A regulamentação do Estudo Prévio de Impacto de Vizinhança (EIV) em Santa Cruz do Sul foi tema de reunião realizada na tarde desta sexta-feira, 22, entre o prefeito Sérgio Moraes e representantes dos setores da construção civil e do mercado imobiliário. O encontro ocorreu no Salão Nobre do Palacinho.
Participaram da reunião representantes do Sindicato da Construção Civil do Rio Grande do Sul (Sinduscon-RS), da Sociedade de Engenheiros e Arquitetos de Santa Cruz do Sul (Seasc), da Sociedade das Empresas Imobiliárias de Santa Cruz do Sul (Seisc) e da Associação das Entidades Empresariais de Santa Cruz do Sul (Assemp).
Também estiveram presentes o presidente da Câmara de Vereadores, Serginho Moraes, os vereadores Edson Azeredo e Eduardo Wartchow, o secretário municipal de Planejamento e Mobilidade Urbana, Vanir Ramos de Azevedo, além de integrantes da Procuradoria do Município.
Conforme apresentado na reunião, a previsão do Estudo Prévio de Impacto de Vizinhança (EIV) já consta no Plano Diretor de Santa Cruz do Sul, instituído pela Lei Complementar nº 741/2019. No entanto, a regulamentação específica do instrumento — incluindo os critérios e procedimentos para sua aplicação — ainda está em tramitação na Câmara de Vereadores, por meio do Projeto de Lei Complementar do Executivo nº 11/2026. Entre os pontos previstos na proposta está a exigência do EIV para loteamentos com mais de 300 unidades.

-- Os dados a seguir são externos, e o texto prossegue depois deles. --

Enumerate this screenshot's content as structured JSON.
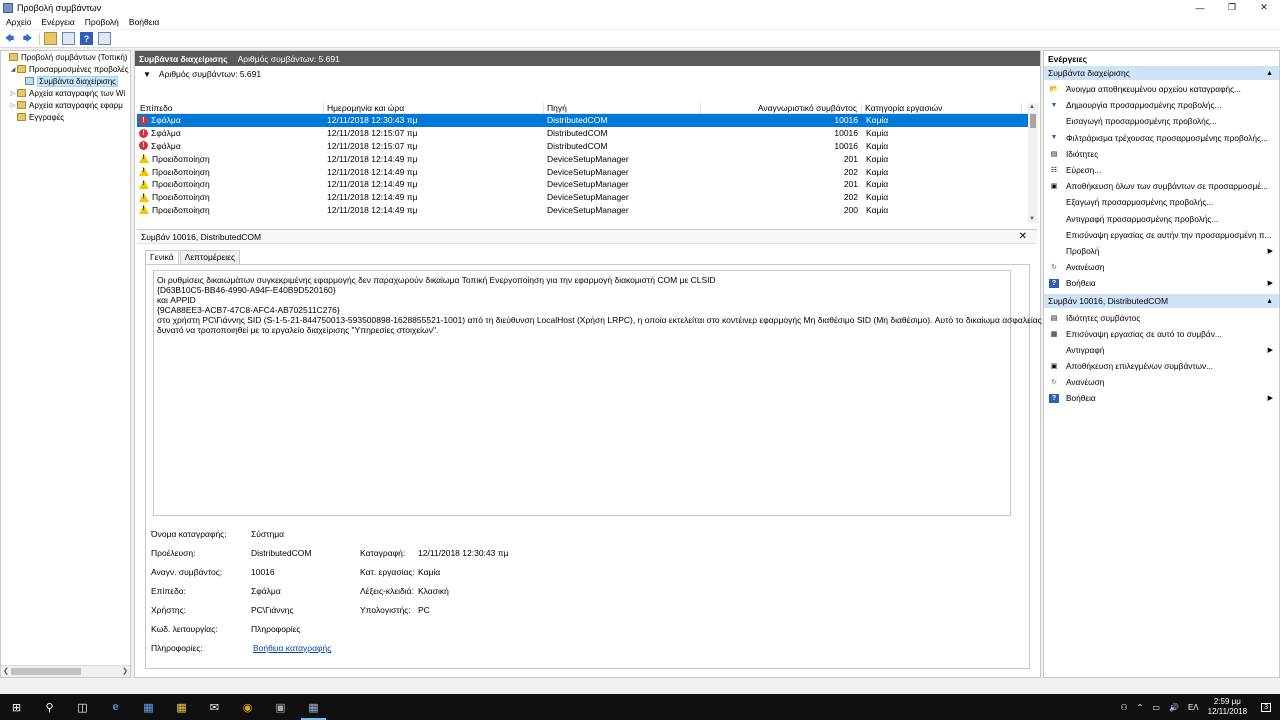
{
  "window": {
    "title": "Προβολή συμβάντων"
  },
  "menu": [
    "Αρχείο",
    "Ενέργεια",
    "Προβολή",
    "Βοήθεια"
  ],
  "tree": [
    {
      "label": "Προβολή συμβάντων (Τοπική)",
      "indent": 0,
      "expander": ""
    },
    {
      "label": "Προσαρμοσμένες προβολές",
      "indent": 1,
      "expander": "◢"
    },
    {
      "label": "Συμβάντα διαχείρισης",
      "indent": 2,
      "expander": "",
      "selected": true
    },
    {
      "label": "Αρχεία καταγραφής των Wi",
      "indent": 1,
      "expander": "▷"
    },
    {
      "label": "Αρχεία καταγραφής εφαρμ",
      "indent": 1,
      "expander": "▷"
    },
    {
      "label": "Εγγραφές",
      "indent": 1,
      "expander": ""
    }
  ],
  "center": {
    "header_title": "Συμβάντα διαχείρισης",
    "header_count": "Αριθμός συμβάντων: 5.691",
    "filter_count": "Αριθμός συμβάντων: 5.691",
    "columns": [
      "Επίπεδο",
      "Ημερομηνία και ώρα",
      "Πηγή",
      "Αναγνωριστικό συμβάντος",
      "Κατηγορία εργασιών"
    ],
    "rows": [
      {
        "level": "Σφάλμα",
        "type": "error",
        "date": "12/11/2018 12:30:43 πμ",
        "source": "DistributedCOM",
        "id": "10016",
        "category": "Καμία"
      },
      {
        "level": "Σφάλμα",
        "type": "error",
        "date": "12/11/2018 12:15:07 πμ",
        "source": "DistributedCOM",
        "id": "10016",
        "category": "Καμία"
      },
      {
        "level": "Σφάλμα",
        "type": "error",
        "date": "12/11/2018 12:15:07 πμ",
        "source": "DistributedCOM",
        "id": "10016",
        "category": "Καμία"
      },
      {
        "level": "Προειδοποίηση",
        "type": "warn",
        "date": "12/11/2018 12:14:49 πμ",
        "source": "DeviceSetupManager",
        "id": "201",
        "category": "Καμία"
      },
      {
        "level": "Προειδοποίηση",
        "type": "warn",
        "date": "12/11/2018 12:14:49 πμ",
        "source": "DeviceSetupManager",
        "id": "202",
        "category": "Καμία"
      },
      {
        "level": "Προειδοποίηση",
        "type": "warn",
        "date": "12/11/2018 12:14:49 πμ",
        "source": "DeviceSetupManager",
        "id": "201",
        "category": "Καμία"
      },
      {
        "level": "Προειδοποίηση",
        "type": "warn",
        "date": "12/11/2018 12:14:49 πμ",
        "source": "DeviceSetupManager",
        "id": "202",
        "category": "Καμία"
      },
      {
        "level": "Προειδοποίηση",
        "type": "warn",
        "date": "12/11/2018 12:14:49 πμ",
        "source": "DeviceSetupManager",
        "id": "200",
        "category": "Καμία"
      }
    ]
  },
  "detail": {
    "title": "Συμβάν 10016, DistributedCOM",
    "tabs": [
      "Γενικά",
      "Λεπτομέρειες"
    ],
    "message_lines": [
      "Οι ρυθμίσεις δικαιωμάτων συγκεκριμένης εφαρμογής δεν παραχωρούν δικαίωμα Τοπική Ενεργοποίηση για την εφαρμογή διακομιστή COM με CLSID",
      "{D63B10C5-BB46-4990-A94F-E40B9D520160}",
      " και APPID",
      "{9CA88EE3-ACB7-47C8-AFC4-AB702511C276}",
      " στο χρήστη PC\\Γιάννης SID (S-1-5-21-844750013-593500898-1628855521-1001) από τη διεύθυνση LocalHost (Χρήση LRPC), η οποία εκτελείται στο κοντέινερ εφαρμογής Μη διαθέσιμο SID (Μη διαθέσιμο). Αυτό το δικαίωμα ασφαλείας είναι",
      "δυνατό να τροποποιηθεί με το εργαλείο διαχείρισης \"Υπηρεσίες στοιχείων\"."
    ],
    "props": {
      "log_name_label": "Όνομα καταγραφής:",
      "log_name": "Σύστημα",
      "source_label": "Προέλευση:",
      "source": "DistributedCOM",
      "logged_label": "Καταγραφή:",
      "logged": "12/11/2018 12:30:43 πμ",
      "event_id_label": "Αναγν. συμβάντος:",
      "event_id": "10016",
      "task_label": "Κατ. εργασίας:",
      "task": "Καμία",
      "level_label": "Επίπεδο:",
      "level": "Σφάλμα",
      "keywords_label": "Λέξεις-κλειδιά:",
      "keywords": "Κλασική",
      "user_label": "Χρήστης:",
      "user": "PC\\Γιάννης",
      "computer_label": "Υπολογιστής:",
      "computer": "PC",
      "opcode_label": "Κωδ. λειτουργίας:",
      "opcode": "Πληροφορίες",
      "info_label": "Πληροφορίες:",
      "info_link": "Βοήθεια καταγραφής"
    }
  },
  "actions": {
    "title": "Ενέργειες",
    "section1": "Συμβάντα διαχείρισης",
    "items1": [
      {
        "label": "Άνοιγμα αποθηκευμένου αρχείου καταγραφής...",
        "icon": "folder-open-icon",
        "glyph": "📂",
        "sub": false
      },
      {
        "label": "Δημιουργία προσαρμοσμένης προβολής...",
        "icon": "filter-icon",
        "glyph": "▼",
        "sub": false
      },
      {
        "label": "Εισαγωγή προσαρμοσμένης προβολής...",
        "icon": "",
        "glyph": "",
        "sub": false
      },
      {
        "label": "Φιλτράρισμα τρέχουσας προσαρμοσμένης προβολής...",
        "icon": "filter-icon",
        "glyph": "▼",
        "sub": false
      },
      {
        "label": "Ιδιότητες",
        "icon": "properties-icon",
        "glyph": "▤",
        "sub": false
      },
      {
        "label": "Εύρεση...",
        "icon": "find-icon",
        "glyph": "☷",
        "sub": false
      },
      {
        "label": "Αποθήκευση όλων των συμβάντων σε προσαρμοσμέ...",
        "icon": "save-icon",
        "glyph": "▣",
        "sub": false
      },
      {
        "label": "Εξαγωγή προσαρμοσμένης προβολής...",
        "icon": "",
        "glyph": "",
        "sub": false
      },
      {
        "label": "Αντιγραφή προσαρμοσμένης προβολής...",
        "icon": "",
        "glyph": "",
        "sub": false
      },
      {
        "label": "Επισύναψη εργασίας σε αυτήν την προσαρμοσμένη π...",
        "icon": "",
        "glyph": "",
        "sub": false
      },
      {
        "label": "Προβολή",
        "icon": "",
        "glyph": "",
        "sub": true
      },
      {
        "label": "Ανανέωση",
        "icon": "refresh-icon",
        "glyph": "↻",
        "sub": false
      },
      {
        "label": "Βοήθεια",
        "icon": "help-icon",
        "glyph": "?",
        "sub": true
      }
    ],
    "section2": "Συμβάν 10016, DistributedCOM",
    "items2": [
      {
        "label": "Ιδιότητες συμβάντος",
        "icon": "properties-icon",
        "glyph": "▤",
        "sub": false
      },
      {
        "label": "Επισύναψη εργασίας σε αυτό το συμβάν...",
        "icon": "task-icon",
        "glyph": "▦",
        "sub": false
      },
      {
        "label": "Αντιγραφή",
        "icon": "",
        "glyph": "",
        "sub": true
      },
      {
        "label": "Αποθήκευση επιλεγμένων συμβάντων...",
        "icon": "save-icon",
        "glyph": "▣",
        "sub": false
      },
      {
        "label": "Ανανέωση",
        "icon": "refresh-icon",
        "glyph": "↻",
        "sub": false
      },
      {
        "label": "Βοήθεια",
        "icon": "help-icon",
        "glyph": "?",
        "sub": true
      }
    ]
  },
  "taskbar": {
    "lang": "ΕΛ",
    "time": "2:59 μμ",
    "date": "12/11/2018",
    "notif_count": "3"
  },
  "colors": {
    "selection": "#0078d7",
    "header": "#5b5b5b",
    "section": "#cfe3f7",
    "error": "#d13438",
    "warning": "#f2c600"
  }
}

O EIV é um instrumento previsto na legislação urbanística destinado à análise dos possíveis impactos urbanísticos, ambientais, sociais e econômicos decorrentes da implantação, ampliação ou alteração de empreendimentos e atividades com potencial de repercussão sobre a vizinhança. O texto em debate em âmbito municipal foi elaborado a partir de estudos técnicos e discussões conduzidas no âmbito do Conselho Municipal de Desenvolvimento Urbano e Rural (CDUR) e do Centro de Pesquisa e Qualidade Urbana e Rural (Cipur), órgãos que integram o sistema de planejamento urbano do município.
Durante a reunião, representantes do setor manifestaram preocupação com possíveis impactos da regulamentação sobre a tramitação, os prazos de análise e os custos relacionados a novos empreendimentos imobiliários no município. Conforme relataram, alguns projetos de loteamentos e edificações já protocolados junto à Prefeitura aguardam definições técnicas e jurídicas relacionadas à regulamentação do EIV. Entre os pontos apresentados ao Executivo, defenderam que o processo tenha critérios objetivos e procedimentos simplificados, buscando evitar maior complexidade na aprovação de projetos, custos adicionais para as empresas do setor e possíveis reflexos no valor final dos imóveis destinados aos compradores.
Após ouvir as manifestações, o prefeito sugeriu a criação de um grupo de trabalho para aprofundar a discussão e buscar encaminhamentos técnicos e jurídicos sobre o tema. O grupo deverá contar com representantes das entidades do setor, do Legislativo, da Procuradoria-Geral do Município e da Secretaria de Planejamento e Mobilidade Urbana.